ISSUE: WON CSC given the authority to abolish the office of the CESB

HELD: the petition is granted and Resolution of the respondent Commission is


hereby annulled and set aside

NO

1. The controlling fact is that the CESB was created in PD No. 1 on September 1,
1974. It cannot be disputed, therefore, that as the CESB was created by law, it can
only be abolished by the legislature. This follows an unbroken stream of rulings that
the creation and abolition of public offices is primarily a legislative function

In the petition at bench, the legislature has not enacted any law authorizing the
abolition of the CESB. On the contrary, in all the General Appropriations Acts from
1975 to 1993, the legislature has set aside funds for the operation of CESB.
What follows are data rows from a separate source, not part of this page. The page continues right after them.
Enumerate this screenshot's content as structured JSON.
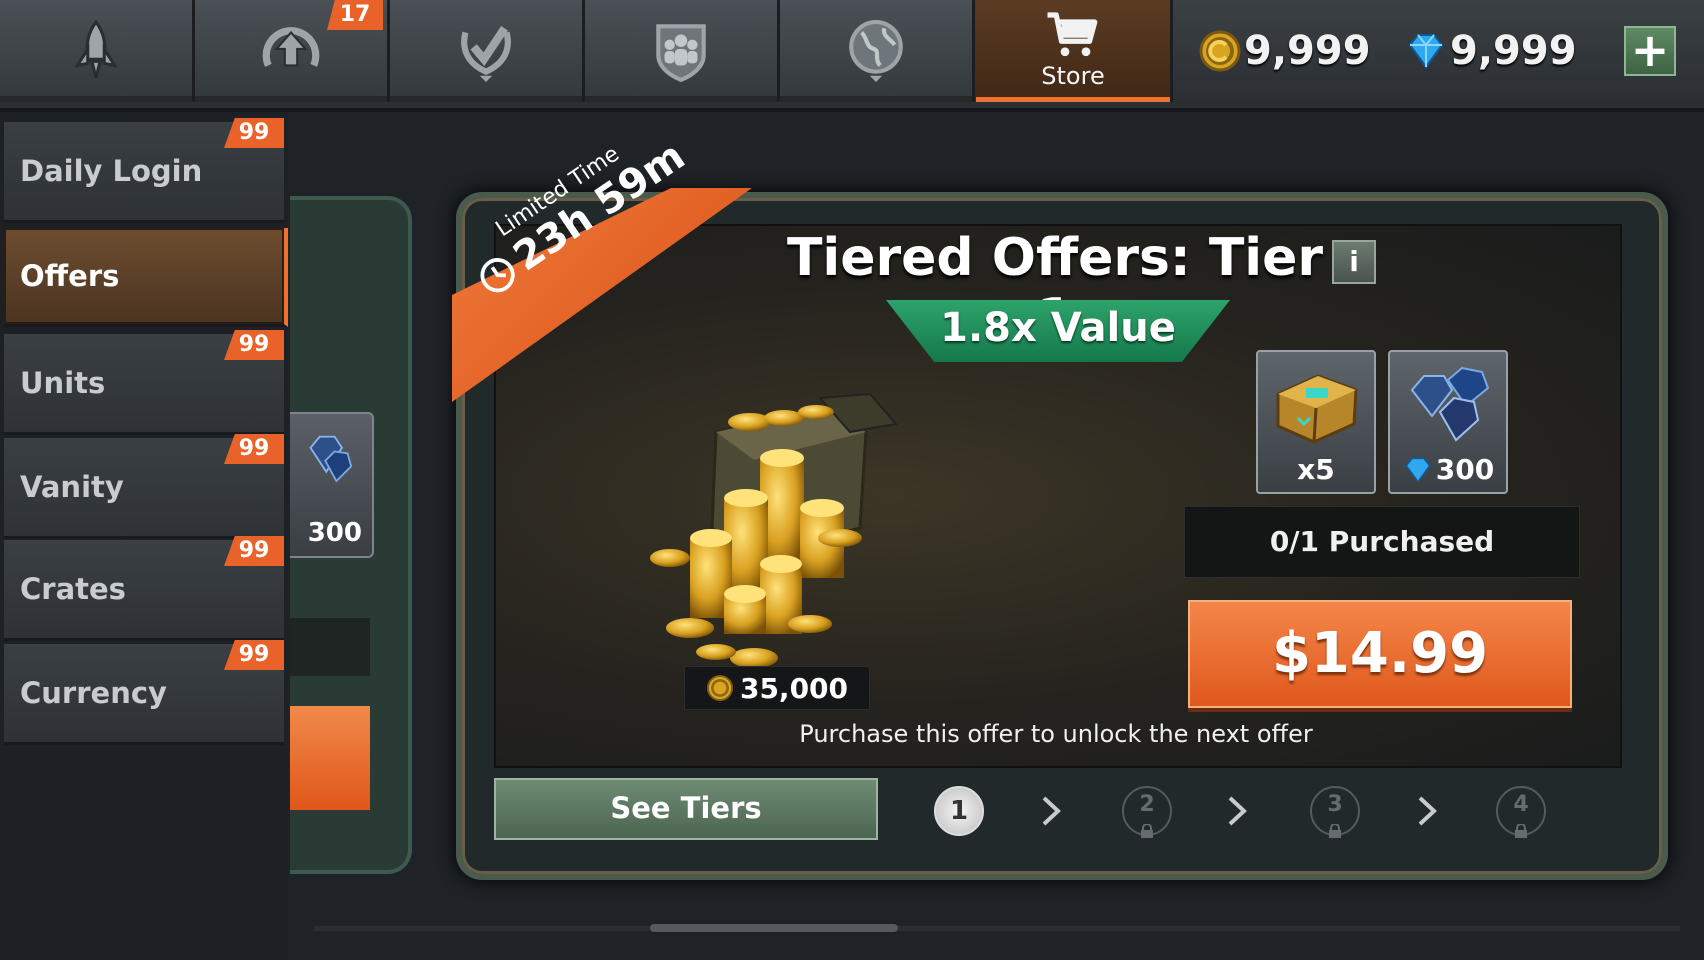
{
  "topbar": {
    "tabs": [
      {
        "icon": "rocket-icon"
      },
      {
        "icon": "upgrade-arrow-icon",
        "badge": "17"
      },
      {
        "icon": "achievement-check-icon"
      },
      {
        "icon": "alliance-shield-icon"
      },
      {
        "icon": "globe-icon"
      },
      {
        "icon": "cart-icon",
        "label": "Store",
        "active": true
      }
    ],
    "coins": "9,999",
    "gems": "9,999",
    "add_label": "+"
  },
  "sidebar": {
    "items": [
      {
        "label": "Daily Login",
        "badge": "99"
      },
      {
        "label": "Offers",
        "active": true
      },
      {
        "label": "Units",
        "badge": "99"
      },
      {
        "label": "Vanity",
        "badge": "99"
      },
      {
        "label": "Crates",
        "badge": "99"
      },
      {
        "label": "Currency",
        "badge": "99"
      }
    ]
  },
  "background_card": {
    "gem_amount": "300"
  },
  "offer": {
    "ribbon_label": "Limited Time",
    "ribbon_timer": "23h 59m",
    "title": "Tiered Offers: Tier 1",
    "info_label": "i",
    "value_banner": "1.8x Value",
    "coin_amount": "35,000",
    "rewards": [
      {
        "icon": "crate-icon",
        "qty": "x5"
      },
      {
        "icon": "gem-icon",
        "qty": "300"
      }
    ],
    "purchased_status": "0/1 Purchased",
    "price": "$14.99",
    "unlock_note": "Purchase this offer to unlock the next offer",
    "see_tiers_label": "See Tiers",
    "tiers": [
      {
        "number": "1",
        "state": "current"
      },
      {
        "number": "2",
        "state": "locked"
      },
      {
        "number": "3",
        "state": "locked"
      },
      {
        "number": "4",
        "state": "locked"
      }
    ]
  },
  "colors": {
    "accent_orange": "#e8622a",
    "value_green": "#1f8f5a",
    "panel_dark": "#22292a"
  }
}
Respondent Commission, however, invokes Section 17, Chapter 3, Subtitle A. Title I,


Book V of the Administrative Code of 1987 as the source of its power to abolish the
CESB.

But as well pointed out by petitioner and the Solicitor General, Section 17 must be
read together with Section 16 of the said Code which enumerates the offices under
the respondent Commission.

As read together, the inescapable conclusion is that respondent Commissions


power to reorganize is limited to offices under its control as enumerated in Section
16..

2. . From its inception, the CESB was intended to be an autonomous entity, albeit
administratively attached to respondent Commission. As conceptualized by the
Reorganization Committee the CESB shall be autonomous. It is expected to view
the problem of building up executive manpower in the government with a broad and
positive outlook.

The essential autonomous character of the CESB is not negated by its attachment
to respondent Commission. By said attachment, CESB was not made to fall within
the control of respondent Commission. Under the Administrative Code of 1987, the
purpose of attaching one functionally inter-related government agency to another is
to attain policy and program coordination. This is clearly etched out in Section
38(3), Chapter 7, Book IV of the aforecited Code, to wit:

(3) Attachment. (a) This refers to the lateral relationship between the department
or its equivalent and attached agency or corporation for purposes of policy and
program coordination. The coordination may be accomplished by having the
department represented in the governing board of the attached agency or
corporation, either as chairman or as a member, with or without voting rights, if this
is permitted by the charter; having the attached corporation or agency comply with
a system of periodic reporting which shall reflect the progress of programs and
projects; and having the department or its equivalent provide general policies
through its representative in the board, which shall serve as the framework for the
internal policies of the attached corporation or agency.

NOTES:

Section 17, Chapter 3, Subtitle A. Title I, Book V of the Administrative Code of 1987
as the source of its power to abolish the CESB. Section 17 provides:

Sec. 17. Organizational Structure. Each office of the Commission shall be headed
by a Director with at least one Assistant Director, and may have such divisions as
are necessary independent constitutional body, the Commission may effect changes
in the organization as the need arises.

Sec. 16. Offices in the Commission. The Commission shall have the following
offices:

(1) The Office of the Executive

(2) The Merit System Protection Board composed of a Chairman and two (2)
members

(3) The Office of Legal Affairs

(4) The Office of Planning and Management

(5) The Central Administrative Office.

(6) The Office of Central Personnel Records


(7) The Office of Position Classification and Compensation

(8) The Office of Recruitment, Examination and Placement

(9) The Office of Career Systems and Standards

(10) The Office of Human Resource Development

(11) The Office of Personnel Inspection and Audit.

(12) The Office of Personnel Relations

(13) The Office of Corporate Affairs

(14) The Office of Retirement

(15) The Regional and Field Offices.